Poder-se-ia questionar se não seria desta data e desse artigo a origem do estigma que acompanharia os profissionais de segurança em todos os anos seguintes: serem considerados dentro das empresas como ‘policiais’. Os acidentes são, então, um caso de polícia!

Outro aspecto interessante dessa lei é o texto a seguir do parágrafo 1, do artigo 19, que exige das empresas apresentar às autoridades policiais as medidas adotadas e o resultado da investigação do acidente:

§ 1 - No quinto dia, a contar do acidente, deve o patrão enviar à autoridade policial que tomou conhecimento do fato, prova de que fez à vitima o fornecimento de socorros médicos e farmacêuticos ou hospitalares, um atestado médico sobre o estado da vítima, as conseqüências verificadas ou prováveis do acidente, e a época em que será possível conhecer-lhe o resultado definitivos.

Diversas leis iriam, a partir dessa data, buscar refletir os anseios sociais gerados pelo crescente aumento dos acidentes de trabalho e precariedade das condições de trabalho provocadas pelo avanço da industrialização do país.

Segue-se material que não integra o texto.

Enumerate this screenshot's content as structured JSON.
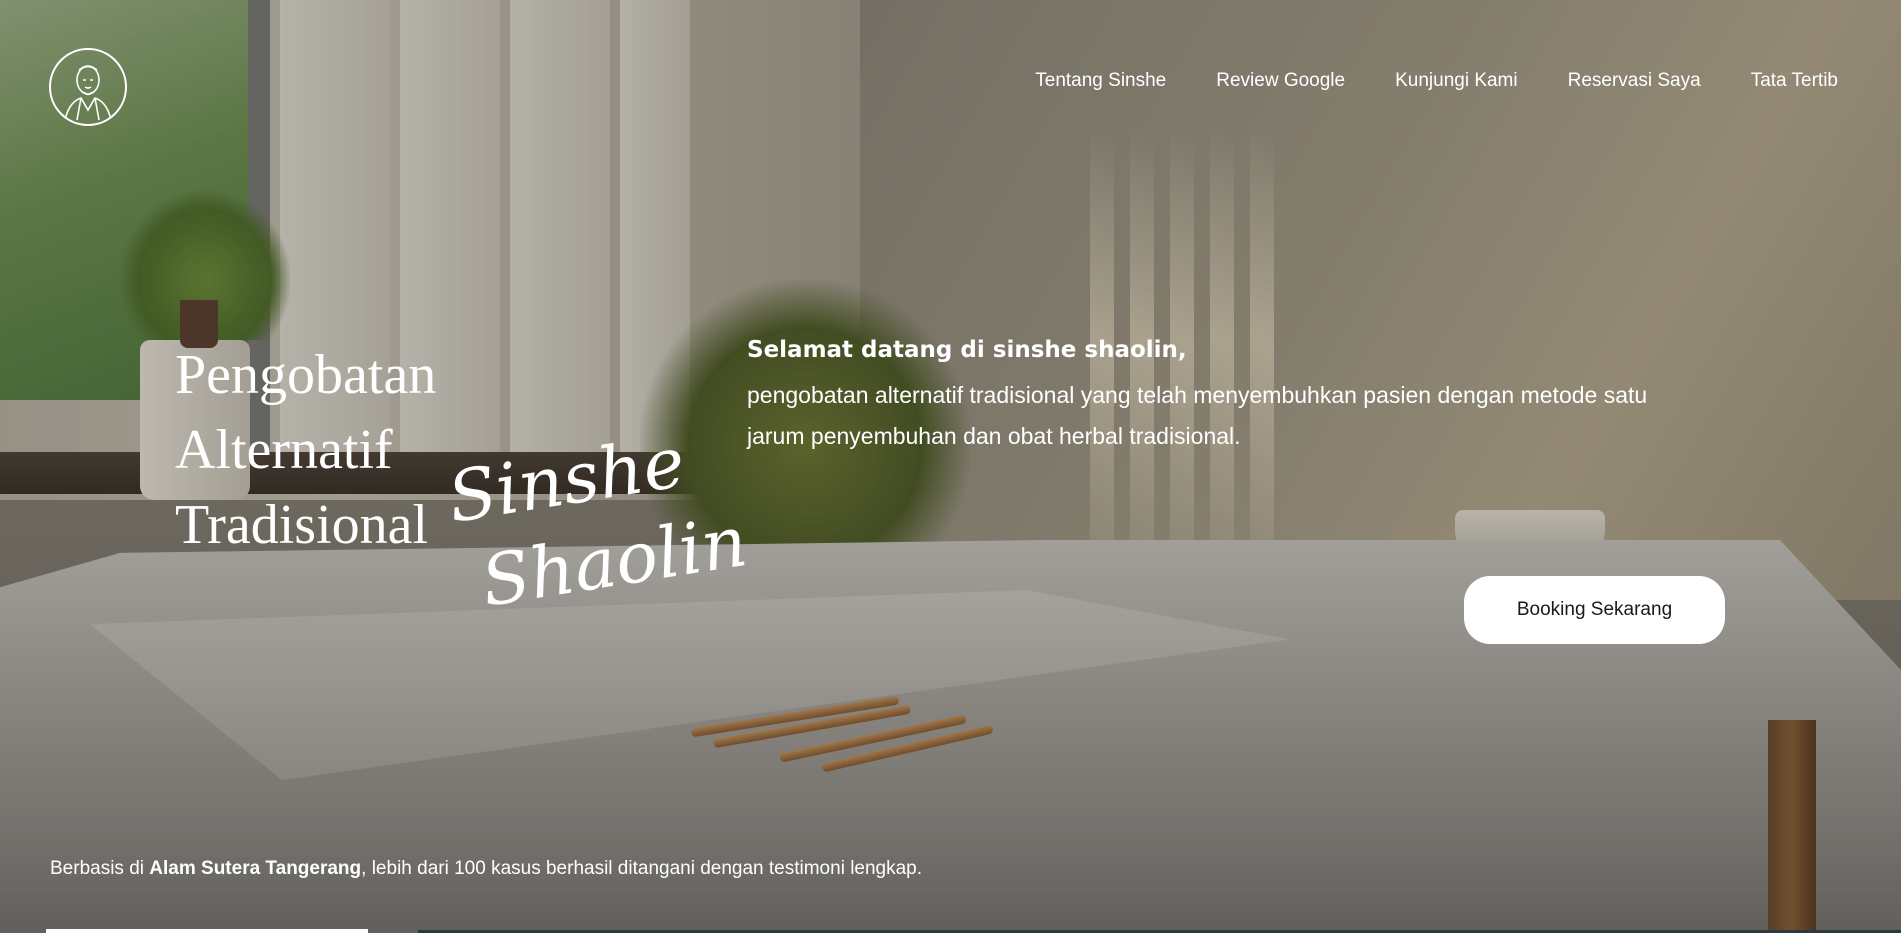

No Brasil a década de 70 foi marcada por projetar o país como campeão em número de acidentes. Esse fato provocou uma reformulação nas normas jurídicas e regulamentares fazendo valer a Lei nº 6.514, de 22 de dezembro de 1977, que deu nova redação ao Capítulo V: Da Segurança e Medicina do Trabalho (arts. 154 a 201 da CLT). Editou-se a Portaria MTb nº 3.214, de 8 de junho de 1978 constituída de vinte e oito normas regulamentadoras de segurança e saúde no trabalho urbano (28 NRs). Essas normas regulamentadoras trouxeram de forma organizada um guia de procedimentos a serem adotados pelas empresas com o objetivo de minimizar o elevado número de acidentes do trabalho que grassavam o país. Ressalta-se aqui, a importância dessas normas e a riqueza técnica de seus diversos conteúdos para início da estruturação da área preventiva da segurança e saúde no trabalho. Atualmente, essas normas têm passado por revisões e adequações visando refletir os anseios da classe trabalhadora e da mudança nos perfis de risco das empresas.

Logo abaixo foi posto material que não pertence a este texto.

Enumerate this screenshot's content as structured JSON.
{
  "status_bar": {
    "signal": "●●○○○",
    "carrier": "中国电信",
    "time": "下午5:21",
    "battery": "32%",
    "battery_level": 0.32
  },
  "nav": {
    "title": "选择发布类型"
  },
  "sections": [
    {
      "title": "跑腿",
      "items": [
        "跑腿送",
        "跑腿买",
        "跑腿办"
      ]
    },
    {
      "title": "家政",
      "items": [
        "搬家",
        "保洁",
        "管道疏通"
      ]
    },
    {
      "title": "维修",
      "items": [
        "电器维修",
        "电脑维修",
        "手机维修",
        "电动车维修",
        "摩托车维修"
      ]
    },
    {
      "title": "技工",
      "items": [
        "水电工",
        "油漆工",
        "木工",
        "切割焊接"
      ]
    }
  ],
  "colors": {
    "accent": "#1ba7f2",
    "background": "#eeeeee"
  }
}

Especificamente, a NR 4 – Norma regulamentadora nº 4 – especificou os critérios para a constituição do órgão técnico das empresas composto por profissionais especializados com formação em segurança ou medicina do trabalho, tendo como finalidade principal diligenciar que fossem tomadas, no âmbito da empresa, as medidas técnicas preventivas de acidentes do trabalho ou de doenças profissionais de modo a proteger eficazmente os trabalhadores em relação aos riscos profissionais porventura existentes no ambiente do trabalho.